Startup funding is the money an entrepreneur requires to launch a business successfully. It is the process in which startup founders conduct the funding rounds and offer a few percent of stakes to the investors. Apart from business owners, startup funding is equally important for investors as it is an excellent opportunity to become a stakeholder in emerging startups.
In simple words, startup funding lets the business owners get the required funds to boost the startup. During startup funding, investors look for various things like business market valuation, percentage of equity shares, and business models. Startups looking for funding usually start from the seed funding and continue till series A, B, and C rounds. Before starting any round, investors consider metrics like profit, loss, and risk associated with the business. If you are an inexperienced investor, you should analyse financial records and other metrics in advance. That’s how you will get a good return on your investment while minimising losses.

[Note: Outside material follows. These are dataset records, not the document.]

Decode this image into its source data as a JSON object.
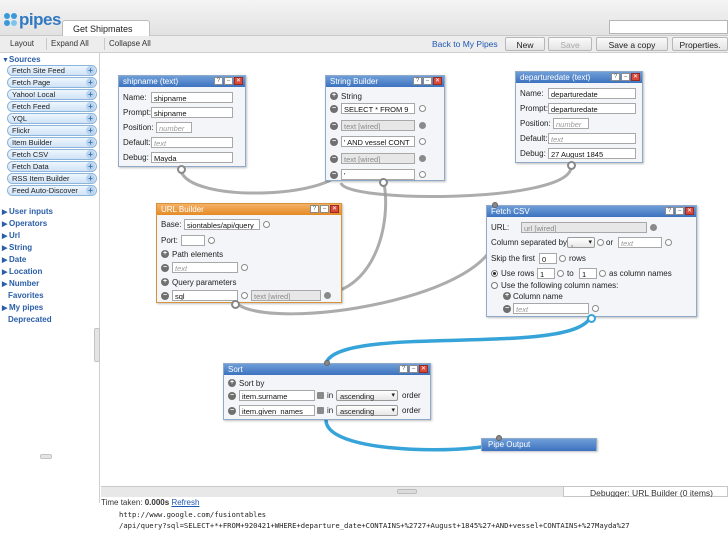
{
  "app": {
    "logo_text": "pipes",
    "pipe_tab_title": "Get Shipmates"
  },
  "toolbar": {
    "layout": "Layout",
    "expand_all": "Expand All",
    "collapse_all": "Collapse All",
    "back_link": "Back to My Pipes",
    "new": "New",
    "save": "Save",
    "save_copy": "Save a copy",
    "properties": "Properties."
  },
  "sidebar": {
    "sources_label": "Sources",
    "sources": [
      "Fetch Site Feed",
      "Fetch Page",
      "Yahoo! Local",
      "Fetch Feed",
      "YQL",
      "Flickr",
      "Item Builder",
      "Fetch CSV",
      "Fetch Data",
      "RSS Item Builder",
      "Feed Auto-Discover"
    ],
    "categories": [
      "User inputs",
      "Operators",
      "Url",
      "String",
      "Date",
      "Location",
      "Number"
    ],
    "extras": [
      "Favorites",
      "My pipes",
      "Deprecated"
    ]
  },
  "modules": {
    "shipname": {
      "title": "shipname (text)",
      "name_label": "Name:",
      "name_value": "shipname",
      "prompt_label": "Prompt:",
      "prompt_value": "shipname",
      "position_label": "Position:",
      "position_placeholder": "number",
      "default_label": "Default:",
      "default_placeholder": "text",
      "debug_label": "Debug:",
      "debug_value": "Mayda"
    },
    "string_builder": {
      "title": "String Builder",
      "section_label": "String",
      "items": [
        "SELECT * FROM 9",
        "text [wired]",
        "' AND vessel CONT",
        "text [wired]",
        "'"
      ]
    },
    "departuredate": {
      "title": "departuredate (text)",
      "name_label": "Name:",
      "name_value": "departuredate",
      "prompt_label": "Prompt:",
      "prompt_value": "departuredate",
      "position_label": "Position:",
      "position_placeholder": "number",
      "default_label": "Default:",
      "default_placeholder": "text",
      "debug_label": "Debug:",
      "debug_value": "27 August 1845"
    },
    "url_builder": {
      "title": "URL Builder",
      "base_label": "Base:",
      "base_value": "siontables/api/query",
      "port_label": "Port:",
      "path_label": "Path elements",
      "path_placeholder": "text",
      "query_label": "Query parameters",
      "query_key": "sql",
      "query_value": "text [wired]"
    },
    "fetch_csv": {
      "title": "Fetch CSV",
      "url_label": "URL:",
      "url_value": "url [wired]",
      "sep_label": "Column separated by",
      "sep_value": ",",
      "or_label": "or",
      "or_placeholder": "text",
      "skip_label": "Skip the first",
      "skip_value": "0",
      "skip_unit": "rows",
      "userows_label": "Use rows",
      "rows_from": "1",
      "to_label": "to",
      "rows_to": "1",
      "colnames_label": "as column names",
      "following_label": "Use the following column names:",
      "colname_label": "Column name",
      "colname_placeholder": "text"
    },
    "sort": {
      "title": "Sort",
      "sortby_label": "Sort by",
      "rows": [
        {
          "field": "item.surname",
          "in": "in",
          "order": "ascending",
          "suffix": "order"
        },
        {
          "field": "item.given_names",
          "in": "in",
          "order": "ascending",
          "suffix": "order"
        }
      ]
    },
    "pipe_output": {
      "title": "Pipe Output"
    }
  },
  "debugger": {
    "tab_label": "Debugger: URL Builder (0 items)",
    "time_label": "Time taken:",
    "time_value": "0.000s",
    "refresh_label": "Refresh",
    "output_line1": "http://www.google.com/fusiontables",
    "output_line2": "/api/query?sql=SELECT+*+FROM+920421+WHERE+departure_date+CONTAINS+%2727+August+1845%27+AND+vessel+CONTAINS+%27Mayda%27"
  },
  "colors": {
    "module_header": "#3c72be",
    "url_builder_header": "#e48a26",
    "wire_active": "#36a3d9",
    "wire_default": "#9a9a9a"
  }
}
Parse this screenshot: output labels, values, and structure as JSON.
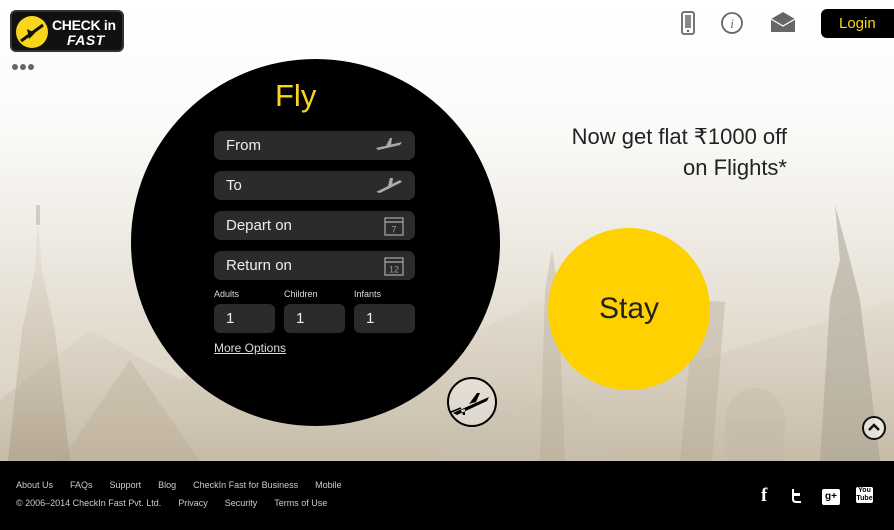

Before you start investing in money, you should have a better idea of what ways you can make money. At Stockify, we share every possible way to make your investment more viable and profitable. Primarily, investors make money from startup funding in different ways:
Equity
Equity is the small percentage of ownership an investor gets in the startup. Startup founders offer equity shares in different funding rounds in exchange for capital. So purchasing equity is also one of the best options to manifold your investment.
Debt Financing
Another way you can earn money from startup funding is through debt financing. Investors offer debt to the business, sometimes at a certain interest rate. It is considered a safe option as you will get a certain interest rate percentage after a particular time.
Royalties
You can also make money from early startup funding through royalties. In this, you agree to offer funds to startup founders based on their forecasted business revenue. During this, investors get their money back through royalties, the percentage of a company’s revenue.
Apart from this, you can also generate revenue by buying unlisted shares of startups. In the future, when a particular company is listed on the stock market, you can earn a significant return on investment. Connect with the best unlisted share brokers in India to buy Pre-IPO stocks of startups now!
An individual in the form of angel investors, private equity firms, and venture debt firms can invest in the startups.
The popular sources of startup financing are bootstrapping, crowdfunding, angel investing, venture capital, and private equity firms.
Seed investment is an early form of investment in which business owners raise funds from friends and acquaintances.
Investing in a startup allows you to become a part of business growth and diversifies your investment portfolio.
Under section 80 IAC of the income tax act, startup funding in India is taxable.
GST is applicable for startup funds in India, for which companies must be pre-registered for taxes.